General and administrative expenses decreased to approximately $949,000 from approximately $1,065,000 for the three months ended June 30, 2009 and 2008, respectively, a decrease of approximately $116,000 or approximately 10.9%. TPP segment expenses increased to approximately $174,000 from approximately $145,000 for the three months ended June 30, 2009 and 2008 respectively, an increase of approximately $29,000 or approximately 20.0%. CP/SL segment expenses decreased to approximately $113,000 from approximately $176,000 for the three months ended June 30, 2009 and 2008 respectively, a decrease of approximately $63,000 or approximately 35.8%. The decrease in CP/SL segment general and administrative expenses is primarily attributable to staff reductions and cost savings relating to the relocation of our Wichita, Kansas office during the third quarter of our prior fiscal year.

Sales and marketing increased to approximately $99,000 from approximately $82,000 for the three months ended June 30, 2009 and 2008, respectively, an increase of $17,000 or 20.7%. The increase is primarily attributable to an increase in TPP segment sales and marketing expenses of approximately $18,000 or approximately 24% from approximately $75,000 for the three months ended June 30, 2008 to approximately $93,000 for the three months ended June 30, 2009. The increase in TPP segment sales and marketing expenses is primarily attributable to an increase in wages and commissions.
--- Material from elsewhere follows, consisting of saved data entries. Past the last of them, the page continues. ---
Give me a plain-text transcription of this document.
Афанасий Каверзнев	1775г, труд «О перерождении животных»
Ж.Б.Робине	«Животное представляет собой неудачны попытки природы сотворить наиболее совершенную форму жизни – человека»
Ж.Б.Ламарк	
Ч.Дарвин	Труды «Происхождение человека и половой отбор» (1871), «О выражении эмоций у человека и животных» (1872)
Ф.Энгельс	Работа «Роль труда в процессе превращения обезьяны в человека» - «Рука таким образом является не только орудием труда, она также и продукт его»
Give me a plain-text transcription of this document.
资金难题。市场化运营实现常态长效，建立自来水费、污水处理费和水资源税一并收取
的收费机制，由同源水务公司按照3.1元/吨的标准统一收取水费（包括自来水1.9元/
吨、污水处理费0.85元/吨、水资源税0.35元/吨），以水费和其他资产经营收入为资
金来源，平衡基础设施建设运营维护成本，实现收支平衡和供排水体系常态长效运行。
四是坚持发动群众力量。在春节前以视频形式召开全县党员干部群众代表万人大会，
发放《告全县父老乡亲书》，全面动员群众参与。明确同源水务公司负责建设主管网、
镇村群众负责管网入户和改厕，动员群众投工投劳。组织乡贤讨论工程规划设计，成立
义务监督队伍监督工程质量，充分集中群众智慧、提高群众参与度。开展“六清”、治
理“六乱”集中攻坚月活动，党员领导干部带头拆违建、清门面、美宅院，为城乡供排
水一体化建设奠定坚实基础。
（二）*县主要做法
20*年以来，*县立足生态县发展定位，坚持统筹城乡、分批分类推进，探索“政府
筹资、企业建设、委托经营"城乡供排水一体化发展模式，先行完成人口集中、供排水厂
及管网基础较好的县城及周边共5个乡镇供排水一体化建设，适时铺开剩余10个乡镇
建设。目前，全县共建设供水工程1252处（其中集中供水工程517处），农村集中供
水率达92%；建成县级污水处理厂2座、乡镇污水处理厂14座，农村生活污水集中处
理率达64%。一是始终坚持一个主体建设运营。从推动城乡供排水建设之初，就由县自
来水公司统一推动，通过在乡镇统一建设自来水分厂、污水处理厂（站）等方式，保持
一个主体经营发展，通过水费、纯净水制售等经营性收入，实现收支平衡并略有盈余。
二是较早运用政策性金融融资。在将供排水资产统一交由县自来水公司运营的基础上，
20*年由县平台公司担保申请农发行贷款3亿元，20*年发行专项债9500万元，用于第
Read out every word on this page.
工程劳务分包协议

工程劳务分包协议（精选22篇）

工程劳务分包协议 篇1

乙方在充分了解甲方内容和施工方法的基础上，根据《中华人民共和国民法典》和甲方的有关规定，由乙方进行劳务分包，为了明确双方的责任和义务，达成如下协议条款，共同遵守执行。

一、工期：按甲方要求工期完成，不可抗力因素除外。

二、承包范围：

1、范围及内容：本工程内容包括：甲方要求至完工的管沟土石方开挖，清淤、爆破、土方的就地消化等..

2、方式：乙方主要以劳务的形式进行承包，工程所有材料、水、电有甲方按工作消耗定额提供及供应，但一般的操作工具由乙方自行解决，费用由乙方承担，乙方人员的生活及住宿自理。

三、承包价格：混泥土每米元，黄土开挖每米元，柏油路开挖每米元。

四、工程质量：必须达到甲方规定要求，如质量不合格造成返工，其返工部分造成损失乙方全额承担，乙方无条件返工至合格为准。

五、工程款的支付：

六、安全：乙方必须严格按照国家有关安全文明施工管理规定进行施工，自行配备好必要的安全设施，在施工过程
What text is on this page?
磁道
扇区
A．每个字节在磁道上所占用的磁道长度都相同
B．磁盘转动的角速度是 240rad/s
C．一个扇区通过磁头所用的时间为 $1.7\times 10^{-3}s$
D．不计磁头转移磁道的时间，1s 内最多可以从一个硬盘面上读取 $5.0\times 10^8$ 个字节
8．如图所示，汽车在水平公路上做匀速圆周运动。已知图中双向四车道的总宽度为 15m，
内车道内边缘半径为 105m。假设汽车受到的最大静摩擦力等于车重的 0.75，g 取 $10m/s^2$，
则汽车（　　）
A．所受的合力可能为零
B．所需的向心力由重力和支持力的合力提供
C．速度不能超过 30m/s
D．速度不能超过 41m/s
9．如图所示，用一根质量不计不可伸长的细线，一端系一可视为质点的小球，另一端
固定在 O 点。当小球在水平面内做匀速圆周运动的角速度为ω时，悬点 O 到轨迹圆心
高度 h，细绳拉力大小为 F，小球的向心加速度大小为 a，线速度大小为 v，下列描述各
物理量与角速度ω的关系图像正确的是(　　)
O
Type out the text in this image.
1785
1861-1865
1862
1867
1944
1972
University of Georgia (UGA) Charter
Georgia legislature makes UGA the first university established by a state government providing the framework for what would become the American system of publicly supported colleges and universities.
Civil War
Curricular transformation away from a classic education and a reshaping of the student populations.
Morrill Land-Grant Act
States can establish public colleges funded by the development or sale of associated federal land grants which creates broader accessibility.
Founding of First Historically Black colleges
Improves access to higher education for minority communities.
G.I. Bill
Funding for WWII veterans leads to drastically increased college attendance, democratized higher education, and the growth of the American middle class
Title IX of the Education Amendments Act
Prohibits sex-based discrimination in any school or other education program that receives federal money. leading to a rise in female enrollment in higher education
Our liquidity and financial position consisted of approximately $2,931,000 in working capital as of June 30, 2009 compared to approximately $2,762,000 in working capital as of March 31, 2009. The increase in working capital was primarily attributable to cash provided by operating activities. Cash provided by operating activities was approximately $113,000 for the three months ended June 30, 2009, as compared to cash used in operating activities of approximately $225,000 for the three months ended June 30, 2008. The increase in cash provided by operating activities was primarily attributable to a decrease in cash used in discharging accounts payable and accrued liabilities of approximately $137,000 for the three months ended June 30, 2009 as compared to a decrease in cash used in discharging accounts payable and accrued liabilities of approximately $739,000 for the three months ended June 30, 2008. Cash used in investing activities was approximately $10,000 for the three months ended June 30, 2009 as compared to approximately $49,000 for the three months ended June 30, 2008, a decrease in cash used in investing activities of approximately $39,000. The decrease in cash used in investing activities was primarily attributable to a reduction in acquisition of property and equipment of approximately $40,000 for the three months ended June 30, 2009 as compared to the three months ended June 30, 2008. Cash used in financing activities was approximately $2,372,000 for the three months ended June 30, 2009 as compared to approximately $2,892,000 for the three months ended June 30, 2008, a decrease in cash used in financing activities of approximately $520,000. The decrease in cash used in financing activities was primarily due to the difference in the payments on the promissory notes relating to the acquisition of Beanstream. During the three months ended June 30, 2009, we made the second and final payment of approximately $2,321,000 on the promissory notes as compared to the first payment of approximately $2,844,000 on the promissory notes made during the three months ended June 30, 2008, a difference in payments of approximately $523,000.